Les États-Unis annulent un test de missile balistique intercontinental en raison de la menace nucléaire russe

L’armée américaine a annulé un test de son missile balistique intercontinental Minuteman III qu’elle n’avait initialement visé qu’à retarder dans le but de réduire les tensions nucléaires avec la Russie pendant la guerre en Ukraine, a déclaré vendredi l’armée de l’air à Reuters.

Le Pentagone a d’abord annoncé un report du test le 2 mars après que la Russie a déclaré qu’elle mettait ses forces nucléaires en état d’alerte maximale.

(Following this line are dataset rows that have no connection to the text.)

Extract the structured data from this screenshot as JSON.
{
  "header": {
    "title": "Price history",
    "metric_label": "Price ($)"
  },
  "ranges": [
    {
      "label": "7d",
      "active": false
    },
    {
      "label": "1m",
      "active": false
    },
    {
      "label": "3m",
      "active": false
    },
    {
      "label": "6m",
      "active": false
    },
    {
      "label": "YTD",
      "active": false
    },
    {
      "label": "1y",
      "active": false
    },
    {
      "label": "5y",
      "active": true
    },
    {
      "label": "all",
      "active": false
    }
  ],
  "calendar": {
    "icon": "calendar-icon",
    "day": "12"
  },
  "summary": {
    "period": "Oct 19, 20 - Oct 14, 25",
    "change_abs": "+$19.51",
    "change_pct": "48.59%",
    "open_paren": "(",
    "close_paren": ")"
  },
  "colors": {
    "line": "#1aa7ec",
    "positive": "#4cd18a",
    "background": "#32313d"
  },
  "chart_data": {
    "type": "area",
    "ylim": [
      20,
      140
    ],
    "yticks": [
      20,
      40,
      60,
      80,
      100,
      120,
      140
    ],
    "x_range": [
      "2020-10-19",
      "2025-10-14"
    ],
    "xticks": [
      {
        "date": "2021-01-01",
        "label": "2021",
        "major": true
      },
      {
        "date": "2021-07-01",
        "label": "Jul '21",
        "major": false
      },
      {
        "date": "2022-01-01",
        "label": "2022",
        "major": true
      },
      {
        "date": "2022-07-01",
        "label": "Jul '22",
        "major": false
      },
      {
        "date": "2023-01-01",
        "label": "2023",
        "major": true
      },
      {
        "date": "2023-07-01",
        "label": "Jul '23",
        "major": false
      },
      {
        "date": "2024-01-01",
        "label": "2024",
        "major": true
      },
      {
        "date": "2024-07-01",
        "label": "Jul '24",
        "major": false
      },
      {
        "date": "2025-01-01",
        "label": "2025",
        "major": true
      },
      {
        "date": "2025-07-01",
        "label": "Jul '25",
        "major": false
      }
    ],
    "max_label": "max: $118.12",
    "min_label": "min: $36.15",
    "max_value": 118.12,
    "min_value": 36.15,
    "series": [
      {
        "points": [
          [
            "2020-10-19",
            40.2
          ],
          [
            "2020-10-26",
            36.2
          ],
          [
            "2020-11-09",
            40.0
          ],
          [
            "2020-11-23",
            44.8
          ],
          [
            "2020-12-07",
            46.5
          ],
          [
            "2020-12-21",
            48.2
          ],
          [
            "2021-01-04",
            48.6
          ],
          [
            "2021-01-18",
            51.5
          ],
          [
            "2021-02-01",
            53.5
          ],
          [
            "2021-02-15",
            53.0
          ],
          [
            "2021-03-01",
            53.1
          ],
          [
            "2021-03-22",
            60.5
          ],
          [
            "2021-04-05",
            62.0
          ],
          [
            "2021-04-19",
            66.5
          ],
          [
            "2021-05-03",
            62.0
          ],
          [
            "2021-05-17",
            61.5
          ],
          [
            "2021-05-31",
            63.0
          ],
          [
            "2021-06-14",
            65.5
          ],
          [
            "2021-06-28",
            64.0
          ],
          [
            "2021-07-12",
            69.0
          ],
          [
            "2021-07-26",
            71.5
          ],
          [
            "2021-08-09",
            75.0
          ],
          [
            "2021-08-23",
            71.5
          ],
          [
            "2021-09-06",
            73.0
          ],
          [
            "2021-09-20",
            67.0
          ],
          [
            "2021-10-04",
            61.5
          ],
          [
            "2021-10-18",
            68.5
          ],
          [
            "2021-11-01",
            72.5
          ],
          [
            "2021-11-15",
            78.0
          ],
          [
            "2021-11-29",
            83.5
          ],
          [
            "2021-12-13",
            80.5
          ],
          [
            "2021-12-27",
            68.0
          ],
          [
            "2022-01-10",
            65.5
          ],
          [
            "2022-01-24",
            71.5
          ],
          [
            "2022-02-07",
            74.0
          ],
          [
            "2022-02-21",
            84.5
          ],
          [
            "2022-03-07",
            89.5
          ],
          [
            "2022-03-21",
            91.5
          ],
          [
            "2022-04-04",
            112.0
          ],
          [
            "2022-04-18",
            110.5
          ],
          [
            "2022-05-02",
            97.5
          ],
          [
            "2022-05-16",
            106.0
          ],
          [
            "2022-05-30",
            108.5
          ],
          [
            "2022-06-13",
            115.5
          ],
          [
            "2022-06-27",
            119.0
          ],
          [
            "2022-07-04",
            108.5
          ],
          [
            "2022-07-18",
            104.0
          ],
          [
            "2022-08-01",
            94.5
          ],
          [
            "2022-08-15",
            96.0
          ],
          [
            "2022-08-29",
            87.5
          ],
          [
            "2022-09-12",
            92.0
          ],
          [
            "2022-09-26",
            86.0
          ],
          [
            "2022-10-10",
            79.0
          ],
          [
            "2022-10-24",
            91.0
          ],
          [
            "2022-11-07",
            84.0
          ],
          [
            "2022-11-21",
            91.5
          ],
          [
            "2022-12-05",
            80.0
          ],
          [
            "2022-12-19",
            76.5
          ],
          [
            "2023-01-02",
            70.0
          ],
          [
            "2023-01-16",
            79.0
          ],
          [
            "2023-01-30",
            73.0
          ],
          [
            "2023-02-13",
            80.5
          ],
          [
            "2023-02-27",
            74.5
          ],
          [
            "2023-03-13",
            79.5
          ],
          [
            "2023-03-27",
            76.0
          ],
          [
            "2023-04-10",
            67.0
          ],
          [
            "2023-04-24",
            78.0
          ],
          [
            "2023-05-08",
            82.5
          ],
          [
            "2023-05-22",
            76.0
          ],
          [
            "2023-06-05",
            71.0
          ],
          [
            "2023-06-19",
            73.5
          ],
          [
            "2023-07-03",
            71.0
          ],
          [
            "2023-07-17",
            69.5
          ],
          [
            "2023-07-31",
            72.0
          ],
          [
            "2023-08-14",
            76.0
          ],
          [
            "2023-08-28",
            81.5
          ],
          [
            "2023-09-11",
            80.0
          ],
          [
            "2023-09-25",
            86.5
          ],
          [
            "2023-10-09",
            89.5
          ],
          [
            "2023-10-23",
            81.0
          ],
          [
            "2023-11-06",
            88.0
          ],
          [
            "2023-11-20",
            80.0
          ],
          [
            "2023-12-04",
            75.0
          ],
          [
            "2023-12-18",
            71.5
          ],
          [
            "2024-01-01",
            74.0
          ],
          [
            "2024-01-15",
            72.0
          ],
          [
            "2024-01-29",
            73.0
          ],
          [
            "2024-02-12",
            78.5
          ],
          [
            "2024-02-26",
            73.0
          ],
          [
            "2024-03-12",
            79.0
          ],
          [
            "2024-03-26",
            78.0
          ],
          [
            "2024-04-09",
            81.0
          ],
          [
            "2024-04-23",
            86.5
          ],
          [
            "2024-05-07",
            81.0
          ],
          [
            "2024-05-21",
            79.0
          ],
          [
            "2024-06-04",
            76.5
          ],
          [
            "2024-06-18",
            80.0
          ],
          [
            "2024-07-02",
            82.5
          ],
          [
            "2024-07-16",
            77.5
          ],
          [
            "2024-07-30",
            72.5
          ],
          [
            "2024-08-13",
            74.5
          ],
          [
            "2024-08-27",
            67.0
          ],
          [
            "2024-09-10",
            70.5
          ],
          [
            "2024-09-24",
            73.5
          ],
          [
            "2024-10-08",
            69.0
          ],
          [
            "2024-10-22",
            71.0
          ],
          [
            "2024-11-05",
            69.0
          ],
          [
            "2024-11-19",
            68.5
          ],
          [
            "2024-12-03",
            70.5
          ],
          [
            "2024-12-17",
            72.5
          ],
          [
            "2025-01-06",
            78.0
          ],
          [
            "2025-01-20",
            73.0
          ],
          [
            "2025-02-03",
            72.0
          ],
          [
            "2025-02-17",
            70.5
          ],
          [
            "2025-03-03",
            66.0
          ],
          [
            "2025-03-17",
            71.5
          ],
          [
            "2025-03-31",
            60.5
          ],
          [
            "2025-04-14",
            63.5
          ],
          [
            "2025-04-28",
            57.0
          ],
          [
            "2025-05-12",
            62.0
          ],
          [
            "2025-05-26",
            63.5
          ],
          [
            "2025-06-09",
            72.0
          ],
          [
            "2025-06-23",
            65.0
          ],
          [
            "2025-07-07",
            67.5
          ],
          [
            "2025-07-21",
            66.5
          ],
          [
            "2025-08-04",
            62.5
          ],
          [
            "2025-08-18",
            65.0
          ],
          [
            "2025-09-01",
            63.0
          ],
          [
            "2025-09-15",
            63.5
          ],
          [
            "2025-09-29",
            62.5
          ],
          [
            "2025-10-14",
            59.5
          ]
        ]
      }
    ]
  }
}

Washington a déclaré à l’époque qu’il était important que les États-Unis et la Russie “gardent à l’esprit le risque d’erreur de calcul et prennent des mesures pour réduire ces risques”.

Mais il avait publiquement déclaré son intention de retarder “un peu” le test et non de l’annuler.

La porte-parole de l’Air Force, Ann Stefanek, a déclaré que la décision d’annuler le test du missile LGM-30G Minuteman III était due aux mêmes raisons que lorsqu’il avait été retardé pour la première fois. Le prochain test Minuteman III devrait avoir lieu plus tard cette année.

“L’armée de l’air est confiante dans l’état de préparation des forces stratégiques des États-Unis”, a déclaré Stefanek.

La modification du calendrier des tests de la force ICBM américaine peut être controversée. Le sénateur américain Jim Inhofe, le principal républicain de la commission sénatoriale des services armés, a exprimé sa déception en mars face au retard d’un test qui, selon lui, était essentiel pour garantir que la dissuasion nucléaire américaine reste efficace.

Jeffrey Lewis, chercheur en missiles au James Martin Center for Nonproliferation Studies (CNS), a minimisé l’impact de l’annulation.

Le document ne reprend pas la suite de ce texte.